The Icarians

A group of French people came to Iowa in 1857. They started a utopian community.

Transcript

I am a child of a community where all the residents are united. The voice and the song are the fortune of the people of the land. The citizens living together like brothers are equal. All the boundaries are down in bundles. My community is not imaginary, it’s on earth and we go there by boat to America to the province of Iowa. It’s called Icaria.

In 1840 the people of Paris, France, were reading with excitement a book by Etienne Cabet entitled Travels in Icarie. The book told of an imaginary land of Icaria where all were happy, all were truly equal. In 1847 the French public heard Cabet’s call “Let us go to Icarie.” Believers of the idea of Icarie gathered together and made ready to sail for America where they would be free to live as they wished. The dream of Icarie was on the road to becoming a reality.

The road led Cabet and his followers through many hardships. First to a community in Texas, which failed. Then to Nauvoo, Illinois. Here many colony members began to disagree with some of Cabet’s policies. A spilt occurred: one group, with Cabet as their leader, moved to St. Louis. But Cabet himself died shortly after the move and the St. Louis colony failed in 1864.

In 1857 the other group, about 40 members, crossed the Mississippi and headed west to form still another colony Icaria, near Corning, Iowa. It seemed they had found the ideal home, the lonely Iowa prairie isolated them from the outside world and afforded them productive farmland. Here they began to live according to the principles of Icarie. There were few personal possessions, almost everything, including property, was owned by the community as a whole. They were unusual among Iowa’s pioneers in that most of them were highly educated and interested in political philosophy. There was even a large library located in the community. There were no church services held at the colony. The Icariens tried to live their ideals everyday, rather than preach them once a week. The beginning years of the colony were a struggle, but eventually Icaria began to prosper. Outsiders were hired to keep the colony farms at full production.

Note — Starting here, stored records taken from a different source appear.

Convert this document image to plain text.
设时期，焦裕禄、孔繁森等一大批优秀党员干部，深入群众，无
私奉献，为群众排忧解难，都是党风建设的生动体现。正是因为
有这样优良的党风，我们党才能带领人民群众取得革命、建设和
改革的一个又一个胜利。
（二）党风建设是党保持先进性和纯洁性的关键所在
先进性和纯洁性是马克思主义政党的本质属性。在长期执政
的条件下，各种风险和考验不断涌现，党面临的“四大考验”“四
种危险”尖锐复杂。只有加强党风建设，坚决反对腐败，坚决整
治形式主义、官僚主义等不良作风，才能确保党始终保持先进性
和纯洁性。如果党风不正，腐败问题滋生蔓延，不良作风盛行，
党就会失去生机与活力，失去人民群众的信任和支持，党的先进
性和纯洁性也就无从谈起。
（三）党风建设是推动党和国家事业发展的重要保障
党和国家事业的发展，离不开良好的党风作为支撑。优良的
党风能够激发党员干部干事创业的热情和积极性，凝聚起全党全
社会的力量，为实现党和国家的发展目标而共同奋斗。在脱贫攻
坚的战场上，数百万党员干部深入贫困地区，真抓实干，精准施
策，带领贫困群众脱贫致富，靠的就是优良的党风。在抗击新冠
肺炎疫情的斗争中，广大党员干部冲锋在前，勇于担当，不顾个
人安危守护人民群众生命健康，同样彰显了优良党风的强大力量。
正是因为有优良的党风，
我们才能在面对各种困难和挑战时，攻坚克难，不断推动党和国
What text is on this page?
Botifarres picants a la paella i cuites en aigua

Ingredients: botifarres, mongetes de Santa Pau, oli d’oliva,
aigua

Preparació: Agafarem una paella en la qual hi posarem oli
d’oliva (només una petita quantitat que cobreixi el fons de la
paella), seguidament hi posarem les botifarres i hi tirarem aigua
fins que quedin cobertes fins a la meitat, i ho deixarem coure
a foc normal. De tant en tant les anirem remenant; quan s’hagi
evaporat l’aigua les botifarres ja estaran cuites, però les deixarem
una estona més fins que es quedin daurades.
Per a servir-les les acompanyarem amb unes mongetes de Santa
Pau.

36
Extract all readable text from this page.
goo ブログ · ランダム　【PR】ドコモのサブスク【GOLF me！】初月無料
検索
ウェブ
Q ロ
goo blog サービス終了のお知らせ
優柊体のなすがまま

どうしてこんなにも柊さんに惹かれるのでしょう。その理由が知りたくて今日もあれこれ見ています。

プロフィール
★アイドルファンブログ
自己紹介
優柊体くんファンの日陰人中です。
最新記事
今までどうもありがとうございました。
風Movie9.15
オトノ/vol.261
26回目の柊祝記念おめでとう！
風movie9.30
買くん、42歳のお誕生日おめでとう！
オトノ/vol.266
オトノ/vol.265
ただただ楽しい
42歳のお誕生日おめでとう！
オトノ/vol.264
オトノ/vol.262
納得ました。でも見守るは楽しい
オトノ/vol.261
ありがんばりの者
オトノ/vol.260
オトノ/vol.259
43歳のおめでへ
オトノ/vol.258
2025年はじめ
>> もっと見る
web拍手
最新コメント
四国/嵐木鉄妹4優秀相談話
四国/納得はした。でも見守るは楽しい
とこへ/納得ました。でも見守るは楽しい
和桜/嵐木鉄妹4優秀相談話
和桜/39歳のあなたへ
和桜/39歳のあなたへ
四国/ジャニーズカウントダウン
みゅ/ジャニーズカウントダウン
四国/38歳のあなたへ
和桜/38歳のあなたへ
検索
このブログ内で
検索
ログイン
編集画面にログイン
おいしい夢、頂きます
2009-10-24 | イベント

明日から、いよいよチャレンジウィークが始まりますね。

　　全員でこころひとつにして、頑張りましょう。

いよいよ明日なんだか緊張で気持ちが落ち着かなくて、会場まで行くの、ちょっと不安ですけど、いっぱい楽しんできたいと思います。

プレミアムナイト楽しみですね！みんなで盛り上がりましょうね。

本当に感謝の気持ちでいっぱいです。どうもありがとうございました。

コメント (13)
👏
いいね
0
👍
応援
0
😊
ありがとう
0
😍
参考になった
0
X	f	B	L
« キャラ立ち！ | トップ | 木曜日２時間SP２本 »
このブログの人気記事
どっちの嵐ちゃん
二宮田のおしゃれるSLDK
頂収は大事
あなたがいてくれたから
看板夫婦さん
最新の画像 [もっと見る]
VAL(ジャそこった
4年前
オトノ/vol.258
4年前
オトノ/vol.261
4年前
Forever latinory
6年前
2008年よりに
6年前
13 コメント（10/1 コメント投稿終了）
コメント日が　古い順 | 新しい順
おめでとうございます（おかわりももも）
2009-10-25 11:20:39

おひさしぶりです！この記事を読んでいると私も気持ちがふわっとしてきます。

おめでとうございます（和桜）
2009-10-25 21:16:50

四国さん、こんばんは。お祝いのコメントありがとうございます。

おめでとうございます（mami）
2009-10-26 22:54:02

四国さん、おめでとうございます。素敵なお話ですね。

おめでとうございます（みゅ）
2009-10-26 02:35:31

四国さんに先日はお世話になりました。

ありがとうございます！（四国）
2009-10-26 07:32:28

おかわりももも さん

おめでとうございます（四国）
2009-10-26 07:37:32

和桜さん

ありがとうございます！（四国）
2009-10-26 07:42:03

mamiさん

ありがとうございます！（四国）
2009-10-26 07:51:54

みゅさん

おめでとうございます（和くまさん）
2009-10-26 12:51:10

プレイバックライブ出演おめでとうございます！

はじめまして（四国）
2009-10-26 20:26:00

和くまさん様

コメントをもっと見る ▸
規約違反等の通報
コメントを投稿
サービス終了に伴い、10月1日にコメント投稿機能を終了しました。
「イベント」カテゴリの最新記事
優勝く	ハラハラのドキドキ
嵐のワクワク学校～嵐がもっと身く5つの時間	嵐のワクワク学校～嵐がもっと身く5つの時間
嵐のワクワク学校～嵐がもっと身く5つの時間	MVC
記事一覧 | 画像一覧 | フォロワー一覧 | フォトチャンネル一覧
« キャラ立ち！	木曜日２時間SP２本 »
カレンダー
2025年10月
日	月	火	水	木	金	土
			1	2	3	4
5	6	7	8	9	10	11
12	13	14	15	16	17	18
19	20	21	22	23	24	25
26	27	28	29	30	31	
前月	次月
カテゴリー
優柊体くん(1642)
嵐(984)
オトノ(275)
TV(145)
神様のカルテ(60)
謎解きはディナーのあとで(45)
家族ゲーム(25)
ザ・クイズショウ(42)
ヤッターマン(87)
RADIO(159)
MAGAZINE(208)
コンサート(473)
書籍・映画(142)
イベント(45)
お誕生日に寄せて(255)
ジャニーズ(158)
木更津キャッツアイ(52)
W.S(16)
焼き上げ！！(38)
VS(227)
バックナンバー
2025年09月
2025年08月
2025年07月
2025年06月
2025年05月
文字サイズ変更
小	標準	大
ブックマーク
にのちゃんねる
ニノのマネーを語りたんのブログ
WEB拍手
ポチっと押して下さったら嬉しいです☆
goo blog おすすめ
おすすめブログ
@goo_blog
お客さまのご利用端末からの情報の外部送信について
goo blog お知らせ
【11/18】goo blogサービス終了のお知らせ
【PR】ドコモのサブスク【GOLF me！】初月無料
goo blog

In the 1870s the younger Icarians began to question the old Icarien principles. The older Icarians were becoming too old to work the fields; the burden fell on the young Icarians. Many of them just didn’t like farm work and they resented working beside hired men, who were paid for their labors. For these and other reasons, the community split into two different groups. As the older members died off and the younger members took on new established life styles, the colony came to an end near the turn of the century.